The function that encrypts the data.
def encrypt(self, data: bytes) -> bytes:
xored = b''
for i in range(len(data)):
xored += bytes([data[i] ^ self.key[i % len(self.key)]])
The function that outputs the encrypted data:
print ('Flag:', crypto.encrypt(flag).hex())
Most importantly, the function that creates the key
def __init__(self):
self.key = os.urandom(4)
So what can we infer from just looking at the script?

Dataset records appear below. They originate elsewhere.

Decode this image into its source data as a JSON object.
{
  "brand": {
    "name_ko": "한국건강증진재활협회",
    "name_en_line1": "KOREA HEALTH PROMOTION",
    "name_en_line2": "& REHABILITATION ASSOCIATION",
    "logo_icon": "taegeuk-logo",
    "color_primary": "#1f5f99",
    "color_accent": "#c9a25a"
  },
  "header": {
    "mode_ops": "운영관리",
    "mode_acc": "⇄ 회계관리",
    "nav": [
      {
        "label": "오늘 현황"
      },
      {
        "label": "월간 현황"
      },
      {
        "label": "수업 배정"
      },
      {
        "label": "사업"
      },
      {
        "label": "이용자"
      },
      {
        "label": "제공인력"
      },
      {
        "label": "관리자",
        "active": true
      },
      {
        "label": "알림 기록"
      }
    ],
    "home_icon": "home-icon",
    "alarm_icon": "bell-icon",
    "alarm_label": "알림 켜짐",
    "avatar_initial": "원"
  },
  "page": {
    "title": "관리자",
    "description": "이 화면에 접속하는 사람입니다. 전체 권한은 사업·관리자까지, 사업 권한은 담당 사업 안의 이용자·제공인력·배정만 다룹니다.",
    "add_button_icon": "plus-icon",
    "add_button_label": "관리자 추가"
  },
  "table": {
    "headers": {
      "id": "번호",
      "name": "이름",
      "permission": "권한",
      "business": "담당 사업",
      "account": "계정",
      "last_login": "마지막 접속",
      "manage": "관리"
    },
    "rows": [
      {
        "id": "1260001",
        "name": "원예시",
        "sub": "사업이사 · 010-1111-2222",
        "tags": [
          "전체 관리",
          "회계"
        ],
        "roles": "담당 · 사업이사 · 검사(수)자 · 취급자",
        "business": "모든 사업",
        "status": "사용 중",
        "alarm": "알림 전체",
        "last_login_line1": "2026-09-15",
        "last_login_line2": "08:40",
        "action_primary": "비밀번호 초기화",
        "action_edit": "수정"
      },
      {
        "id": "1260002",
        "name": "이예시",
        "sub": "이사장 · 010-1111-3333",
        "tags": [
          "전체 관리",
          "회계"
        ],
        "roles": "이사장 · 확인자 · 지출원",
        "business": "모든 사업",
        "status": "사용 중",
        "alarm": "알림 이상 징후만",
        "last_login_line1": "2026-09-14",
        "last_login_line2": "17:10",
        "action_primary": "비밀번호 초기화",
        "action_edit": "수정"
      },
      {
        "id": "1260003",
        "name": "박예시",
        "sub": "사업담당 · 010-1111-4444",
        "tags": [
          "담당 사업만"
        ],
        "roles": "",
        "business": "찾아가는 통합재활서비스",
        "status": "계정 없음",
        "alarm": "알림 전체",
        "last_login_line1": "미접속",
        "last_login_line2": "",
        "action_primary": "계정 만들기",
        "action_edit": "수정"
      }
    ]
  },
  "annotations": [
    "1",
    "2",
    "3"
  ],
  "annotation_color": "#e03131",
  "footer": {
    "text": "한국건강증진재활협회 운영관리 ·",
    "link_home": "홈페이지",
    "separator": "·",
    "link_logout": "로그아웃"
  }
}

- The encryption key is only 4 characters long
- The text file passed in is converted to binary bytes
- The encrypted output is represented in hexadecimal
Remember back to what we know about HTB Challenges, the flag ALWAYS starts with “HTB{” and look at what we discovered from analyzing the script… the key is 4 characters long. Can you see the correlation? Good.
Decrypting using XOR (the “hard” way)
Since we know the first 4 characters of the original message (“HTB{”) , we know the first 4 characters of the ciphertext (“13 4a f6 e1”), and we know that an XOR operation is being performed… we can figure out the key value! We’ll do it one character at a time. Using an ASCII Table we can grab the hex values of the characters we know.
Flag Plaintext (in Hex):
H = 48
T = 54
B = 42
{ = 7b
Flag Encrypted:
13
4a
f6
e1
What do we need to do from here? Simple, find what value we need to XOR the Input with to get the Output. To do that, let’s go back to representing things in 1’s and 0’s since it is easier to visualize. Hexadecimal is base 16, and Binary is Base 2. So each Hex digit is actually 4 bits (2^4). We need to do the first 4 characters to get the entire encryption key, let’s get started. (If you aren’t great with binary, just use a hex to binary converter). I’m going to format this how I did in the XOR in Computing section above. A represents our Plaintext, B will be the Key, and C will be the output. For the first example, I will break it down into steps, but then I’ll just show the solution for the rest.
48 –> 0100 1000
13 –> 0001 0011
A: 0 1 0 0 1 0 0 0
B: ? ? ? ? ? ? ? ?
C: 0 0 0 1 0 0 1 1
Looking at this, we just need to go bit by bit and think of what value for B will result in the output (C) we want. Remember that XOR is only false (0) when both inputs are the same. Using that knowledge, we can fill in B fairly quickly.
A: 0 1 0 0 1 0 0 0
B: 0 1 0 1 1 0 1 1
C: 0 0 0 1 0 0 1 1
From there, we just convert the binary back to hex. In this first case, 01011011
becomes 5b
. Applying this process to the rest of the characters, HTB{, we’re left with: 5b1eb49a as our key. From here, we just decode each character one by one by iterating through the key. To decode, you have the Output (C) and the key (B) so you’d be able to find the input/plaintext (A).
We could write a python script that iterates through each hex value and xor’s it with the key (since the process works in reverse), or we can just use a convenient online tool like this one to plug in what we know (the encrypted text and the key to xor it with).